Im Zentrum der Handlung steht Kurnaz' Anfangszeit in Guantanamo. Harte und schonungslos realistische Bilder führen den Zuschauer in das unmenschliche Leben im US-amerikanischen Gefangenenlager ein. Die Soldaten sind wenig zimperlich, beleidigen die Inhaftierten ohne ersichtlichen Grund und wenden oft auch dann Gewalt an, wenn die Gefangenen ihren Anweisungen Folge leisten. Wir sehen Menschen, die wie Vieh in staubigen Käfigen sitzen und einer ungewissen Zukunft entgegen schauen. Obwohl diese Bilder aus Nachrichten und Zeitungen fast vertraut scheinen, stellt sich sehr schnell ein durchdringendes Gefühl der Beklemmung ein. Kann eine westliche Demokratie so mit Verdächtigen umgehen?
Schaller beschränkt sich nicht nur auf den offensichtlichen, den direkten Schrecken Guantanamos. Auch symbolisch weist er immer wieder auf den grausamen Lageralltag hin. Besondere Bedeutung kommt in diesem Zusammenhang einem kleinen Leguan zu, der durch das Abflusssystem in Murats Zelle kriecht. Die Echse wird zum Verbündeten des jungen Mannes und gibt ihm zumindest etwas, woran er sich festhalten kann. In einer feindlichen Umgebung ist es ein Tier, das eine humane Bindung möglich macht. Deutlicher kann man die menschenverachtenden Prinzipien Guantanamos nicht unterstreichen.
Das Herz des Films bildet schließlich ein dramaturgisch zumeist konventionell entfaltetes, dennoch packendes Duell, das die Logik hinter Guantanamo und dessen abnormale Funktionsweise unmissverständlich offen legt. Dabei steht Murat Kurnaz dem amerikanischen Verhörspezialisten Gail Holford gegenüber. Der Beamte will dem Gefangenen ein Geständnis abringen und befragt ihn deshalb in zermürbend-quälenden Gesprächen über die Gründe für seine Reise nach Pakistan. Holfords gespielte Freundlichkeit ist umso erschreckender, führt man sich die gezielten Manipulationen vor Augen, die der Regierungsvertreter einsetzt, um die standhaften Unschuldsbeteuerungen des Inhaftierten zu brechen. Bezeichnend ist hier vor allem die Sequenz, in der Holford vermeintlich Murats Freilassung veranlasst. Der Gefangene wird zu einem Hubschrauber gebracht, darf diesen sogar besteigen, nur um kurz darauf von den Soldaten wieder herausgezerrt und grundlos niedergeknüppelt zu werden. Dem britischen Schauspieler Ben Miles gelingt es, die unterschiedlichen Facetten dieses bürokratischen Teufels stets glaubwürdig zum Ausdruck zu bringen. Freundschaftliche Verbundenheit, herablassende Arroganz und absolute Gefühlskälte wechseln mitunter binnen weniger Einstellungen und sind einmal mehr Beleg für das rücksichtslose Gebaren der US-Regierung im Umgang mit den Gefangenen.

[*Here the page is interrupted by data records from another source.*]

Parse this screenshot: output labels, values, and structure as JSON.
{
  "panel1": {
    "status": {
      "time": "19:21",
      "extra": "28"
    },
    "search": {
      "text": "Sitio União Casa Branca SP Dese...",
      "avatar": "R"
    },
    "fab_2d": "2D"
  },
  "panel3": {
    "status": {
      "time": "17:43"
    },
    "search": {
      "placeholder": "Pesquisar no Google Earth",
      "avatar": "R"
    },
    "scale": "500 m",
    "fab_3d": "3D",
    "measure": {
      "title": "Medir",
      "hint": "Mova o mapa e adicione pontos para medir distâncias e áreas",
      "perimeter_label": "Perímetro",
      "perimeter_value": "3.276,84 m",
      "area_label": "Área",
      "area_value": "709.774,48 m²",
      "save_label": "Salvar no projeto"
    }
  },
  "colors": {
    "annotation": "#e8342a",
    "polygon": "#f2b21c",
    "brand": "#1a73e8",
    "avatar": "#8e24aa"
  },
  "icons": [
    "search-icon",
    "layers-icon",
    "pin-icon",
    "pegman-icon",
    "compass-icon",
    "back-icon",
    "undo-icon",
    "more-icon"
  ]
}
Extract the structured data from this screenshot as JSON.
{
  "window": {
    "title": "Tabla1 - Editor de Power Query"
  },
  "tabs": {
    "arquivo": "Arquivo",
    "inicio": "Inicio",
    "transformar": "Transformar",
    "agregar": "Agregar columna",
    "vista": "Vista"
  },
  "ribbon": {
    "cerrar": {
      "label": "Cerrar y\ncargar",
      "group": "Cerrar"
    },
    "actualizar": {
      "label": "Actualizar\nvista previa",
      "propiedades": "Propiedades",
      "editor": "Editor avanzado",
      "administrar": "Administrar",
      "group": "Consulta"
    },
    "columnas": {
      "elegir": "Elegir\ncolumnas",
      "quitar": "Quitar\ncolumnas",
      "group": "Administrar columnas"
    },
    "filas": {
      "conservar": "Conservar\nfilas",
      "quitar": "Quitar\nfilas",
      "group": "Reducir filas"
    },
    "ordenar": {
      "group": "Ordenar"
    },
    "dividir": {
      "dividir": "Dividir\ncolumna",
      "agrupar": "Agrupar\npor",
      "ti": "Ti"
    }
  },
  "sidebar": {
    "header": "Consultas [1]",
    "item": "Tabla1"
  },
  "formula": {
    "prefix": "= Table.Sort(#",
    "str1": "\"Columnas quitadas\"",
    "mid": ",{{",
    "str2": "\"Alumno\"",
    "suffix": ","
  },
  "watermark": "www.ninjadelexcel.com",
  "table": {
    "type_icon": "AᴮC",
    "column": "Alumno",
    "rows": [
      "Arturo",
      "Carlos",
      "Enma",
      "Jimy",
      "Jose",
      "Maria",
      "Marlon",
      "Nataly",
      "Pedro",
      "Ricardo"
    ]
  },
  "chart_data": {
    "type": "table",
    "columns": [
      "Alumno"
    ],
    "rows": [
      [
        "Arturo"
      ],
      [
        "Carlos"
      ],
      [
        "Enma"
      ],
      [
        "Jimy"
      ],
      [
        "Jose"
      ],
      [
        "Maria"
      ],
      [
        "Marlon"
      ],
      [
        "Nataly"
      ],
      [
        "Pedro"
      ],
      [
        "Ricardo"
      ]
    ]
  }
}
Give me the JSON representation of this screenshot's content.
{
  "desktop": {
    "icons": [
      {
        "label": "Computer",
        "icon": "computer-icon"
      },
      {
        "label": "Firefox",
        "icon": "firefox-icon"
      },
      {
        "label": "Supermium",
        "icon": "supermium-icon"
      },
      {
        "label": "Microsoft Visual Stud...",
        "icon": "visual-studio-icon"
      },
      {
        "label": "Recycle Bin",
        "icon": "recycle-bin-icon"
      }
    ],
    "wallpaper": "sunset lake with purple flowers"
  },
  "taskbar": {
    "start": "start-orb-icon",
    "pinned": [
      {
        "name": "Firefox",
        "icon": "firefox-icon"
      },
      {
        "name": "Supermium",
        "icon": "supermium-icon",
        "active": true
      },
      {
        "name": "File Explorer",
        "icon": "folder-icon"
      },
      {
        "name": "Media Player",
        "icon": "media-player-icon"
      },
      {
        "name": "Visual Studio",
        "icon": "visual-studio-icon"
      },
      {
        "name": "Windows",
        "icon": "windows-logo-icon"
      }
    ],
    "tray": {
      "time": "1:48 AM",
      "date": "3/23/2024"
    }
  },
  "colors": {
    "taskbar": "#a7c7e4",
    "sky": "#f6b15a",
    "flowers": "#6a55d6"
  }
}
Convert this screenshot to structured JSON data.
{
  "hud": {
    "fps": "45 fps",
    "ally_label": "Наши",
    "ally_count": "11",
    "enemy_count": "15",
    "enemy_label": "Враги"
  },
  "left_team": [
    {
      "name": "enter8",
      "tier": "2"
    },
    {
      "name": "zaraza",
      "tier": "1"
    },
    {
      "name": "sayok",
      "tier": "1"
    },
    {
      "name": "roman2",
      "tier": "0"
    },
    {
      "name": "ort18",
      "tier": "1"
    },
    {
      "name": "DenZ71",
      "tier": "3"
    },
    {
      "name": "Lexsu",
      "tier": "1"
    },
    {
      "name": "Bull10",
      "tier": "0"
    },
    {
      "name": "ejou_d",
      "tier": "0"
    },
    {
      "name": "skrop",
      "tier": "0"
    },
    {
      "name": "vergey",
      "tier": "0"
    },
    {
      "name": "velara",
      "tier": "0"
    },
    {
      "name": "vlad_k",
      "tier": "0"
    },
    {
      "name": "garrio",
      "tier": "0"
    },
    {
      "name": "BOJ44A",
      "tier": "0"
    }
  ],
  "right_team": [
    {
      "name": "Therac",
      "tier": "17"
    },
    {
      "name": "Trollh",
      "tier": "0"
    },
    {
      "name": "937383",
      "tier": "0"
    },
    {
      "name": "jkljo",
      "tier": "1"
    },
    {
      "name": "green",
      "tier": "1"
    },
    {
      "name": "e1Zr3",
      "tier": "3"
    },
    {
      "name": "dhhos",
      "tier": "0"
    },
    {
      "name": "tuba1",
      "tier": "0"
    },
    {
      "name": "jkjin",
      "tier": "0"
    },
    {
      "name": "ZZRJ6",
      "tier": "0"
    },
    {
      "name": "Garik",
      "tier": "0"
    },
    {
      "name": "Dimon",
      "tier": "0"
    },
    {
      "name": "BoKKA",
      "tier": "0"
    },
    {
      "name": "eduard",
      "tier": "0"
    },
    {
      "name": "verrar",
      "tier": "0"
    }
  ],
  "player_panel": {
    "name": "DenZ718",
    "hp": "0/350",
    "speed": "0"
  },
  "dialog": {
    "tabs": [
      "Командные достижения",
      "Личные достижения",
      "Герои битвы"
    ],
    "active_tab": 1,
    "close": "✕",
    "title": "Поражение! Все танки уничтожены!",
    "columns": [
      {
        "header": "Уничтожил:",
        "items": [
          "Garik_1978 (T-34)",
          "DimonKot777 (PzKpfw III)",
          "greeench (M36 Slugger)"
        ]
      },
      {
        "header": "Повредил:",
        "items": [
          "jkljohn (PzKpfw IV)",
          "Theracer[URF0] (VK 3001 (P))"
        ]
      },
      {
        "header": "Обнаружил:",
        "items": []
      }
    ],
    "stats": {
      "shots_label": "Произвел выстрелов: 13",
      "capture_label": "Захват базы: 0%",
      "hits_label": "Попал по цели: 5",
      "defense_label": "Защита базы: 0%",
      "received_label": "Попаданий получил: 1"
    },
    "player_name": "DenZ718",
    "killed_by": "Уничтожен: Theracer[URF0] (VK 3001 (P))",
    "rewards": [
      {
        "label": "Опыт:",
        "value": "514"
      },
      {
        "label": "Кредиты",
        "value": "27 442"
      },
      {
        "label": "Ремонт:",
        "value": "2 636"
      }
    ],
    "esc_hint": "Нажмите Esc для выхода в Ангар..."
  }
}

Die Schuldfrage an sich spielt im Verlauf dieses Psychoduells eine untergeordnete Rolle. Darüber können auch die in die Verhörszenen eingestreuten Rückblenden nicht hinwegtäuschen, in denen Murat dem Beamten von seinem Leben vor der Verhaftung erzählt. Auch wenn Schaller hier zeigt, dass der Gefangene nach der Ermordung eines guten Freundes in eine Sinnkrise verfällt, sich plötzlich dem islamischen Glauben zuwendet und dabei zumindest in Kontakt mit zweifelhaften Personen kommt, sieht der Zuschauer letztlich nur einen verunsicherten Menschen, der seinem Leben eine neue Richtung geben will. Die ambivalente Haltung des Films ist nicht weiter verwunderlich, schließlich konnten bis heute keine handfesten Beweise für die angeblichen terroristischen Verstrickungen des Deutsch-Türken gefunden werden. Weshalb der junge Mann 2006, nach fünf Jahren Gefangenschaft, entlassen wurde.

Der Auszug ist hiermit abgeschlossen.